FLORENCE — “Rock as an attitude and not a uniform. Street as a style and not just clothing. Sportswear as the new normality.” That’s how Paul Surridge summarized the spirit of his first Roberto Cavalli men’s wear collection.
The British designer — who joined the brand as creative director in May 2017, succeeding Peter Dundas, who exited the company in September 2016 — is gearing up to unveil his debut for the label with a runway show at the Florence Charterhouse on June 13 during the 94th edition of Pitti Uomo.
While in the recent past, men’s wear at Roberto Cavalli has been quite marginal, Surridge, who actually considers himself a men’s fashion designer transitioning to women’s wear, is working to grow the category to represent 30 percent of the brand’s overall sales.
According to the company, the Roberto Cavalli men’s division accounts for 13 percent of the brand’s total business.
For his first men’s effort at the brand, Surridge, who held the role of creative director at Z Zegna from 2011 to 2014 and then men’s fashion coordinator at Acne Studios, said he fused “a rock attitude, a skater style and an artisanal vibe” to develop a cohesive collection that offers an edited wardrobe of men’s city staples.
“We tried to create a language able to establish a connection with the new generation. We wanted to bring sensitivity to streetwear,” he added, highlighting that the collection is enriched with a range of hand-made and hand-embroidered details that shine a spotlight on the brand’s heritage, which is rooted in craftsmanship.
This artisanal approach emerges, for example, in the range of cross-stitched logos, embroideries and patches appearing on the back of trenchcoats and jackets, as well as on the front of shirts, but also on the sophisticated hand-painted leather jackets.
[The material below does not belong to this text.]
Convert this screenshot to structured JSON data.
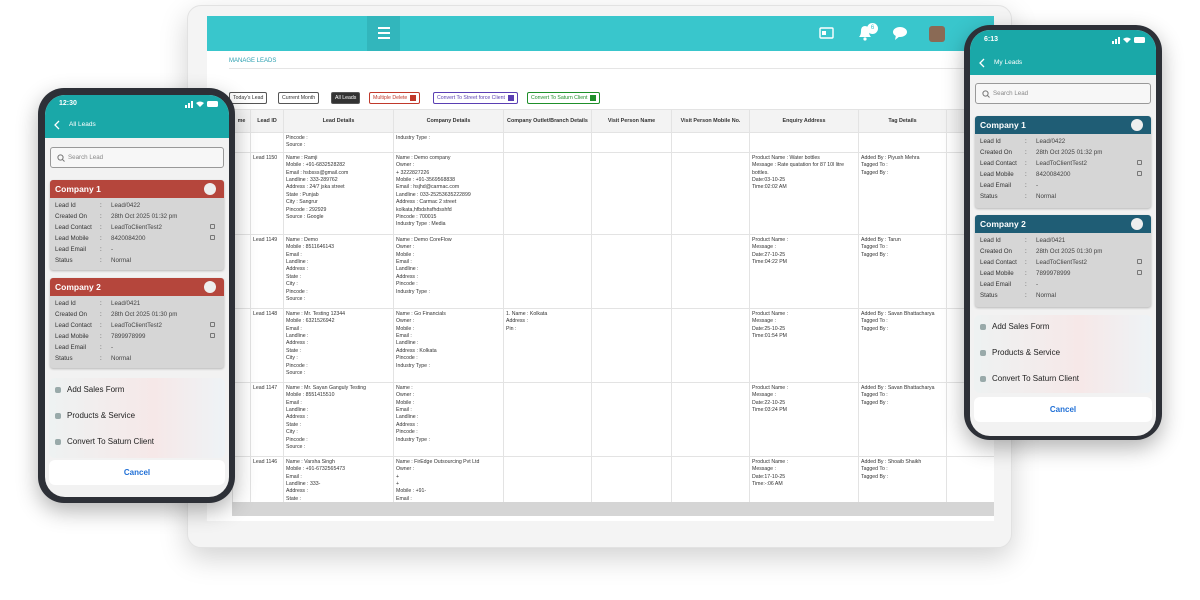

“This is a collection for a man who is not afraid of wearing colors and prints,” said Surridge, mentioning that the lineup includes bold patterns, such as wild animal motifs reworked through a graphic, street approach. “We created this sort of jungle-animal camouflage with a skate- and surf-inspired attitude.”
Convinced that tailoring is definitely making a comeback, Surridge said, “I was in Paris doing castings and all these superyoung male models came wearing sartorial pants and blazers.” Surridge developed a relaxed tailoring offering. “Tailoring is becoming bigger again, but not its traditional and corporate version.”
For spring, he used fluid fabrics, including silk, technical linen and cotton-viscose blends, for deconstructed suits cut in airy silhouettes.
Another important category in the collection is knitwear, which Surridge said he infused with a “sensitive attitude.” Textures, a slightly retro feel and an arty approach contribute to the artisanal, organic look of the range, which includes lightweight knit styles crafted from natural fibers, such as linen, silk and cotton.
On the catwalk, Surridge will unveil a new shoe style, an aerodynamic sneaker with a sculpted 3-D sole, which will be presented in a range of options, from technical fabrics to leather and exotic skins.
“Our goal is to offer a simplified uniform, an edited wardrobe because we really think that what makes the difference is the way, the style and the attitude [with which] you wear it,” said Surridge, putting the accent on the fact that the collection aims to stimulate men’s personalities rather than impose a specific look.
The fashion house’s collections for men are available in the 87 Roberto Cavalli shops, as well as at several multibrand stores worldwide.
While Roberto Cavalli chief executive officer Gian Giacomo Ferraris expects to see the company break even in 2018, in 2017 the fashion house’s revenues were down 1.8 percent to 152.4 million euros, compared with 155.2 million euros in 2016. But Ferraris emphasized that the figure stabilized after years of steep declines in the range of about 25 percent each year.
In May 2016, Italmobiliare SpA, the publicly listed investment group owned by the Pesenti family, took control of the brand’s most recent owner, Italian private equity fund Clessidra Sgr SpA. Designer Roberto Cavalli himself retains a 10 percent stake in the firm, but he has eased out of the fashion industry.